Today, the Matron nudged her own offspring out into the educational world as well. Terrified.

Just terrified that the state-run PUBLIC school is being tainted by the State, as in federal government. But wait!? Isn't the PUBLIC school part of a state system that's part of a national system and the nation's top gun is the President?! Um. . . don't they make the laws that help govern schools and set state policy up there in Washington? If you go to to a PUBLIC school, hasn't the invasive government sort of shaped every minute of your day ALREADY.

People!

Well of course the President shouldn't say "good luck and work hard!" to students. Now, this sort of insanity terrifies the Matron, the President saying work hard, and all. Remember George W. Bush Sr.? He addressed the school children. Good God - what was she thinking! She should have totally boycotted school that day (her own, that is, being well before children). She must be totally brainwashed at this point, so steeped in public education is she.

Ronald Regan? Yup. Him too. Not only did Ronald Regan give a first day of school pep talk, he actually once referenced a "suppressed study" revealing that "80% of pollution comes not from chimneys and auto exhaust pipes, but from plants and trees." Perhaps that little gem is only logical coming from a President who also thought that "facts are stupid things."

It was totally okay that the intellectually under-endowed President Regan gave advice to vulnerable school children -- but the Harvard educated President should keep his mouth shut.

Despite such insanity, the Matron did indeed send her impressionable children to school for further state indoctrination, starting with Stryker at 7:11 am. This meant the ever-anxious Matron started waking around 5, fearful of missing the bus.

5:02

5:04

5:10

Sigh. . . . the alarm went off at 6:30.

Happy eighth grade, Stryker!

Later, John and the Matron brought the younger set to their hippy dippy groovy PUBLIC Montessori School for further state footprint on forehead. A sixth-grader, Scarlett told her first-grade brother this:

"Sixth-graders rule the school, you know."

Not in the tone of "don't worry baby brother I got your back" but more or less the same threatening tenor she deploys to get him out of her bedroom.

And the Matron and her husband met with the principal about their concern over Merrick's classroom situation, a little pot of worry recently stirred up by the fact that Merrick's best friend is in the same classroom. So her child - -who STILL can't read and doesn't like school -- now conveniently has his best friend to distract him from the fact that he IS in school and should be working -- all day long.

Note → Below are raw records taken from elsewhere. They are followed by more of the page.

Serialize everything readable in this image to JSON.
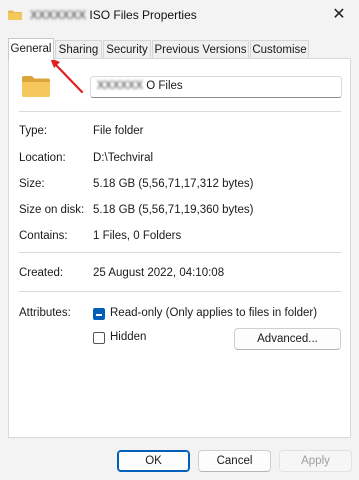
{
  "window": {
    "title_blurred": "XXXXXXX",
    "title_suffix": "ISO Files Properties",
    "close_glyph": "✕"
  },
  "tabs": [
    {
      "label": "General",
      "active": true
    },
    {
      "label": "Sharing"
    },
    {
      "label": "Security"
    },
    {
      "label": "Previous Versions"
    },
    {
      "label": "Customise"
    }
  ],
  "general": {
    "name_blurred": "XXXXXX",
    "name_suffix": "O Files",
    "rows": [
      {
        "label": "Type:",
        "value": "File folder"
      },
      {
        "label": "Location:",
        "value": "D:\\Techviral"
      },
      {
        "label": "Size:",
        "value": "5.18 GB (5,56,71,17,312 bytes)"
      },
      {
        "label": "Size on disk:",
        "value": "5.18 GB (5,56,71,19,360 bytes)"
      },
      {
        "label": "Contains:",
        "value": "1 Files, 0 Folders"
      }
    ],
    "created": {
      "label": "Created:",
      "value": "25 August 2022, 04:10:08"
    },
    "attributes": {
      "label": "Attributes:",
      "read_only": {
        "label": "Read-only (Only applies to files in folder)",
        "checked": "indeterminate"
      },
      "hidden": {
        "label": "Hidden",
        "checked": false
      },
      "advanced_button": "Advanced..."
    }
  },
  "footer": {
    "ok": "OK",
    "cancel": "Cancel",
    "apply": "Apply"
  },
  "colors": {
    "accent": "#005fb8",
    "annotation_arrow": "#e02020"
  },
  "icons": [
    "folder-icon",
    "close-icon",
    "arrow-annotation"
  ]
}
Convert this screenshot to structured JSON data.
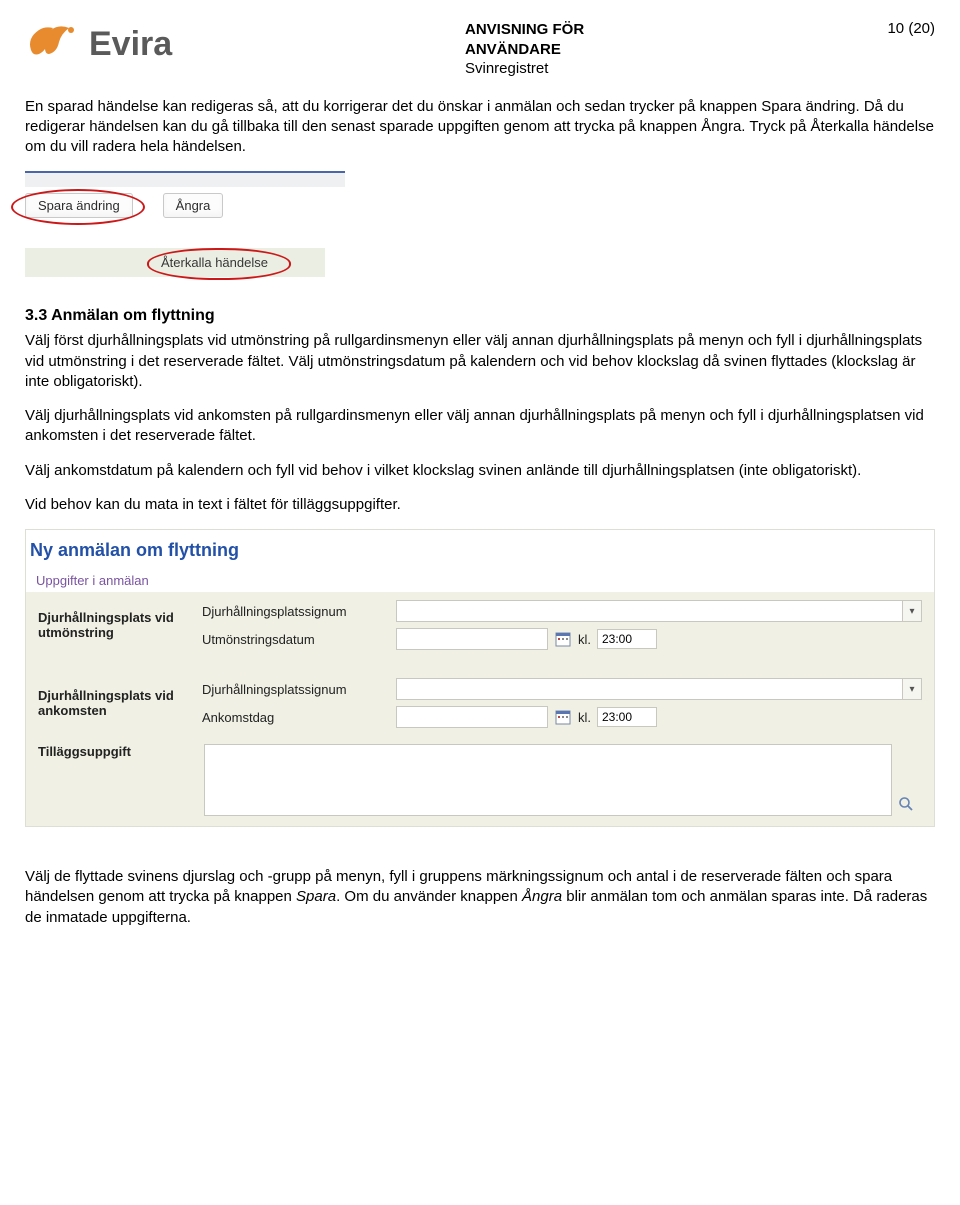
{
  "header": {
    "logo_text": "Evira",
    "title_line1": "ANVISNING FÖR",
    "title_line2": "ANVÄNDARE",
    "title_line3": "Svinregistret",
    "page": "10 (20)"
  },
  "para1": "En sparad händelse kan redigeras så, att du korrigerar det du önskar i anmälan och sedan trycker på knappen Spara ändring. Då du redigerar händelsen kan du gå tillbaka till den senast sparade uppgiften genom att trycka på knappen Ångra. Tryck på Återkalla händelse om du vill radera hela händelsen.",
  "btn_spara": "Spara ändring",
  "btn_angra": "Ångra",
  "btn_recall": "Återkalla händelse",
  "section_heading": "3.3    Anmälan om flyttning",
  "para2": "Välj först djurhållningsplats vid utmönstring på rullgardinsmenyn eller välj annan djurhållningsplats på menyn och fyll i djurhållningsplats vid utmönstring i det reserverade fältet. Välj utmönstringsdatum på kalendern och vid behov klockslag då svinen flyttades (klockslag är inte obligatoriskt).",
  "para3": "Välj djurhållningsplats vid ankomsten på rullgardinsmenyn eller välj annan djurhållningsplats på menyn och fyll i djurhållningsplatsen vid ankomsten i det reserverade fältet.",
  "para4": "Välj ankomstdatum på kalendern och fyll vid behov i vilket klockslag svinen anlände till djurhållningsplatsen (inte obligatoriskt).",
  "para5": "Vid behov kan du mata in text i fältet för tilläggsuppgifter.",
  "form": {
    "title": "Ny anmälan om flyttning",
    "subtitle": "Uppgifter i anmälan",
    "row1_left": "Djurhållningsplats vid utmönstring",
    "row1_mid1": "Djurhållningsplatssignum",
    "row1_mid2": "Utmönstringsdatum",
    "row2_left": "Djurhållningsplats vid ankomsten",
    "row2_mid1": "Djurhållningsplatssignum",
    "row2_mid2": "Ankomstdag",
    "kl": "kl.",
    "time1": "23:00",
    "time2": "23:00",
    "tillagg": "Tilläggsuppgift"
  },
  "para6": "Välj de flyttade svinens djurslag och -grupp på menyn, fyll i gruppens märkningssignum och antal i de reserverade fälten och spara händelsen genom att trycka på knappen Spara. Om du använder knappen Ångra blir anmälan tom och anmälan sparas inte. Då raderas de inmatade uppgifterna."
}
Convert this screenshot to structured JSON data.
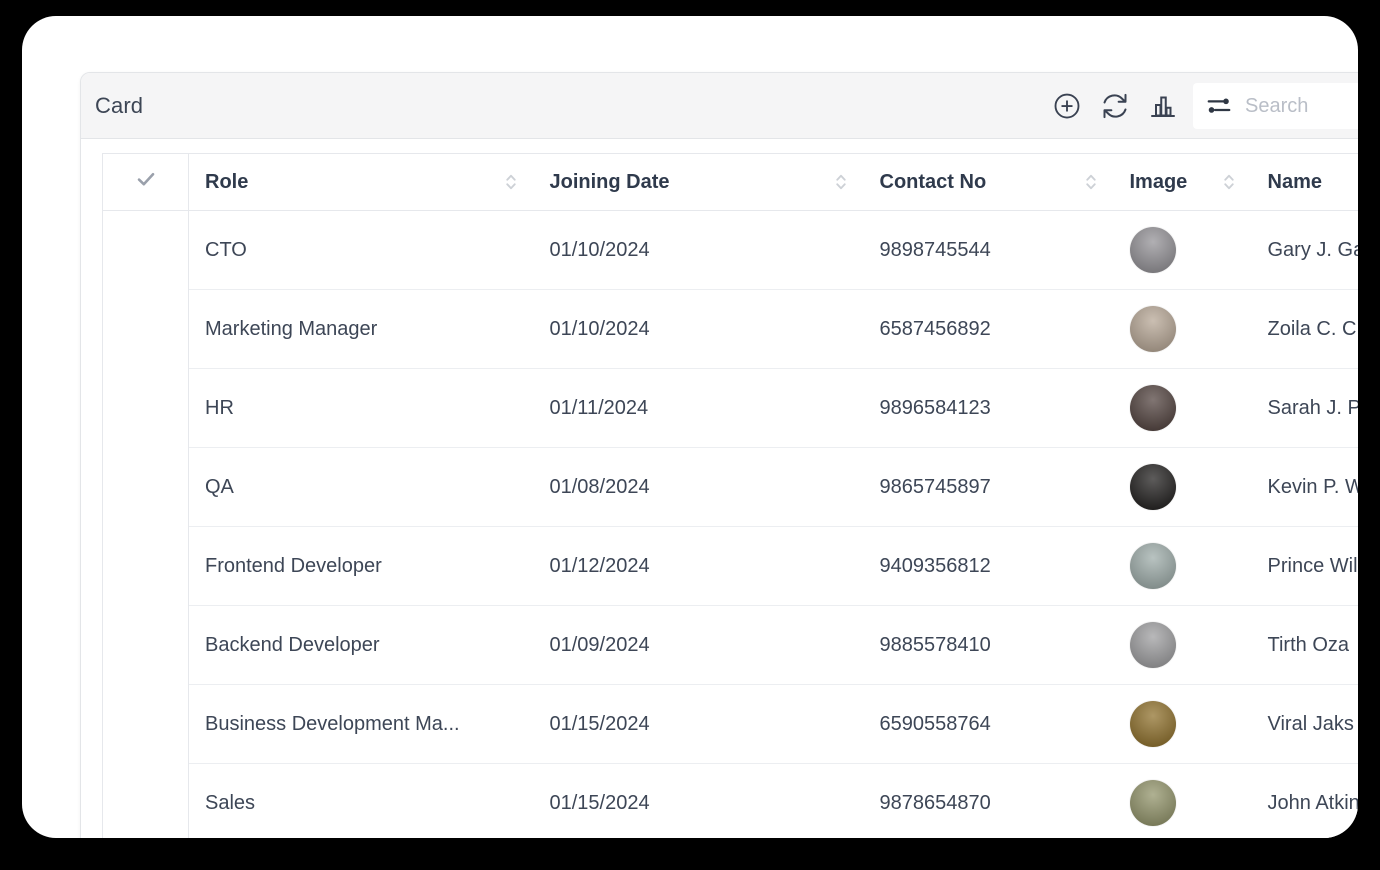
{
  "card": {
    "title": "Card",
    "toolbar": {
      "add_label": "add-record",
      "refresh_label": "refresh",
      "chart_label": "chart",
      "filter_label": "filter"
    },
    "search": {
      "placeholder": "Search",
      "value": ""
    }
  },
  "table": {
    "columns": [
      {
        "key": "select",
        "label": "",
        "sortable": false
      },
      {
        "key": "role",
        "label": "Role",
        "sortable": true
      },
      {
        "key": "date",
        "label": "Joining Date",
        "sortable": true
      },
      {
        "key": "phone",
        "label": "Contact No",
        "sortable": true
      },
      {
        "key": "image",
        "label": "Image",
        "sortable": true
      },
      {
        "key": "name",
        "label": "Name",
        "sortable": false
      }
    ],
    "rows": [
      {
        "role": "CTO",
        "date": "01/10/2024",
        "phone": "9898745544",
        "name": "Gary J. Ga",
        "avatar": "#8f8d92"
      },
      {
        "role": "Marketing Manager",
        "date": "01/10/2024",
        "phone": "6587456892",
        "name": "Zoila C. C",
        "avatar": "#b4a391"
      },
      {
        "role": "HR",
        "date": "01/11/2024",
        "phone": "9896584123",
        "name": "Sarah J. P",
        "avatar": "#4a3a36"
      },
      {
        "role": "QA",
        "date": "01/08/2024",
        "phone": "9865745897",
        "name": "Kevin P. W",
        "avatar": "#171514"
      },
      {
        "role": "Frontend Developer",
        "date": "01/12/2024",
        "phone": "9409356812",
        "name": "Prince Wil",
        "avatar": "#9aa9a6"
      },
      {
        "role": "Backend Developer",
        "date": "01/09/2024",
        "phone": "9885578410",
        "name": "Tirth Oza",
        "avatar": "#9a9a9c"
      },
      {
        "role": "Business Development Ma...",
        "date": "01/15/2024",
        "phone": "6590558764",
        "name": "Viral Jaks",
        "avatar": "#8a6a22"
      },
      {
        "role": "Sales",
        "date": "01/15/2024",
        "phone": "9878654870",
        "name": "John Atkin",
        "avatar": "#8d8f63"
      }
    ]
  },
  "colors": {
    "header_bg": "#f5f5f6",
    "text": "#3d4656",
    "heading_text": "#2f3a4c",
    "border": "#e6e8ec",
    "placeholder": "#b9bec7",
    "frame": "#000000"
  }
}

Thank God-Buddha-Allah-Oprah-Universe, the principal is a dream. The Matron feels 100% confident that the school will do its best to help her guy. The Matron herself learned a humble little lesson about jumping to conclusions and giving a teacher a chance. You think she would know better . . but yet . . . not only did she NOT know better than to judge a teacher before giving her a chance, she plans to offer Merrick CASH for school work. Yes! The PhD teacher Matron has no pedagogical resort other than good old fashioned bribery.

Maybe SHE should be the one to address the nation's schoolchildren!? Do you think they take checks?